After a 4-1 ODI series trouncing at the hands of India, the Black Caps bounced back with a 3-0 demolishing of Bangladesh, following up two eight-wicket wins with an 88-run victory in Dunedin on Wednesday.
It was a series that produced several positives for New Zealand – Martin Guptill blasted two centuries, the new ball bowlers ripped apart the Bangladesh top order on three consecutive occasions, and all of the likely World Cup starters made some runs in the final ODI.
However, how much that all means in terms of the larger picture – the World Cup – is hard to parse, and even Stead readily admits that he is unsure whether his side have made enough progress to be a threat to topple the world's best.
"India obviously exposed some areas that we wanted to keep brushing up on, and the brutal truth of it is until we play those guys again, we don't actually [know if we've learned] that lesson or not.
"Without being disrespectful to Sri Lanka or Bangladesh, they weren't in the same standard of a really top Indian team."
And therein lies the problem. The Black Caps have proven that in home conditions, they are several notches above Sri Lanka, who they beat 3-0 in January, and Bangladesh, but didn't show nearly enough to have confidence of beating the likes of India when they meet again in June at the Cup.

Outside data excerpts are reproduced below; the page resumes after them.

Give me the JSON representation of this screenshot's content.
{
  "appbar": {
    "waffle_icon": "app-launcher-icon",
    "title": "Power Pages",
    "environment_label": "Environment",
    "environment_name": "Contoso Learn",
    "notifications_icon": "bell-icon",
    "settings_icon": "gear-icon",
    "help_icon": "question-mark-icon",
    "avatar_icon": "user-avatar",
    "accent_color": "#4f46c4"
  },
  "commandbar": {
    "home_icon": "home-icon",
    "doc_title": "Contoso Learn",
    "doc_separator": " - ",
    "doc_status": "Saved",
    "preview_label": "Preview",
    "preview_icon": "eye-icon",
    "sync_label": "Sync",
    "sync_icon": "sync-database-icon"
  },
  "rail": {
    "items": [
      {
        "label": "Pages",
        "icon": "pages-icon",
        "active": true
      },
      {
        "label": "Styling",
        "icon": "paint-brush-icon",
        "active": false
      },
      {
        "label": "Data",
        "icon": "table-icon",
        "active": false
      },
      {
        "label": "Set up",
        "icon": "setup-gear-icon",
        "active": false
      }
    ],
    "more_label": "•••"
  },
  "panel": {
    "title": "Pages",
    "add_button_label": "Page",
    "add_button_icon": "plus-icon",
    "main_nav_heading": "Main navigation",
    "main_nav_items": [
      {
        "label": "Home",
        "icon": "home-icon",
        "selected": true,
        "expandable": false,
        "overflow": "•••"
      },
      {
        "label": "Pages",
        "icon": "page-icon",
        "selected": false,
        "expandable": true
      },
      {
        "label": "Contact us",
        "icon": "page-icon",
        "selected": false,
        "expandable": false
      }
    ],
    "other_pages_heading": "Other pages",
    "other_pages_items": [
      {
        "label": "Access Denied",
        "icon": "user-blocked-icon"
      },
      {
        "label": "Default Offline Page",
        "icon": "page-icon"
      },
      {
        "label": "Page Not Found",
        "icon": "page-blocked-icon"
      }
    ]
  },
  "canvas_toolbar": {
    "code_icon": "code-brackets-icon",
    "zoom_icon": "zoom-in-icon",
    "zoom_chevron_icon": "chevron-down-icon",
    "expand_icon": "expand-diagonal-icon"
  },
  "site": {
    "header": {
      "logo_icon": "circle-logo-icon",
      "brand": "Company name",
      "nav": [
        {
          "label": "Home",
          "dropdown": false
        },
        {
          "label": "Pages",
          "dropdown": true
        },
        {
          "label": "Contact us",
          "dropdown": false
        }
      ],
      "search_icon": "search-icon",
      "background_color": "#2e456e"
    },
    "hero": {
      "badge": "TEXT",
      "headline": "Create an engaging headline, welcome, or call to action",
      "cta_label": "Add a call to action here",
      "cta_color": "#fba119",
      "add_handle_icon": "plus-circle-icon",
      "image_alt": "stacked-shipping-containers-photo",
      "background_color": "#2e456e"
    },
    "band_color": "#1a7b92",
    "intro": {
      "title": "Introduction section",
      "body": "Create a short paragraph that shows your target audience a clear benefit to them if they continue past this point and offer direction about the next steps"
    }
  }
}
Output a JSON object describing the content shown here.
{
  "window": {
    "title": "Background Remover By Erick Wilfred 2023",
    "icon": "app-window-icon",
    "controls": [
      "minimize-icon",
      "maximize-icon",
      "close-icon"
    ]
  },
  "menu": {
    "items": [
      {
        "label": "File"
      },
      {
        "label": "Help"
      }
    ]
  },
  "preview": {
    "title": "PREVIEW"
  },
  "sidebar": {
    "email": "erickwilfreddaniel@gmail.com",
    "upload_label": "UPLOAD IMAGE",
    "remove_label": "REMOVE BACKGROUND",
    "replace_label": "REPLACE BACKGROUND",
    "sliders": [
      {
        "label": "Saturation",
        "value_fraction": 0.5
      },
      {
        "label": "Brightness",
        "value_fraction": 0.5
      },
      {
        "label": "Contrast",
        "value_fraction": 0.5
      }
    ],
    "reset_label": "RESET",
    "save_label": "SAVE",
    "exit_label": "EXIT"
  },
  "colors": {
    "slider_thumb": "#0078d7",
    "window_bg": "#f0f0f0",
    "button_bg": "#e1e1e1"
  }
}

However, where the Bangladesh series did add value was in allowing the Black Caps a further chance to establish their style of play. They followed the blueprint when batting first on Wednesday, with constant accumulation through the middle overs leaving wickets in hand for their heavy hitters to blast them towards an eventual total of 330-6 – an innings which pleased Stead.
"I think the way we've gone about building our innings has been really positive.
"A lot of this series has come down to us embedding a plan of how we want to play, and the style we want to play. It's not rocket science – a lot of teams want to have wickets in hand so they can push at the end, and you want to take early wickets with the ball. That's been particularly pleasing in this last series, as we've done that really well in all three games."
Still, there are things to work on, which the Black Caps will get a chance to do after they've named their World Cup squad, with three warm-up games against Australia in Brisbane, as well as clashes with India and the West Indies once they land in the United Kingdom.
In their three jousts with Bangladesh, the visitors sat at 94-6, 93-5 and 61-5, before going on to make 232, 226, and 242 respectively. Sure, those totals were never going to be close to being competitive, but Stead would like some improved efforts in the field and in the middle overs to truly kill off their opposition when they have the chance.
"I think that's just an attitudinal thing – sometimes when you take early wickets is easy to let the game drift just a wee bit, and that just comes back to personal pride and attitude. If we want to challenge the very top teams, I think we need to be better at that."
Just how better do they need to be? We'll find out in June.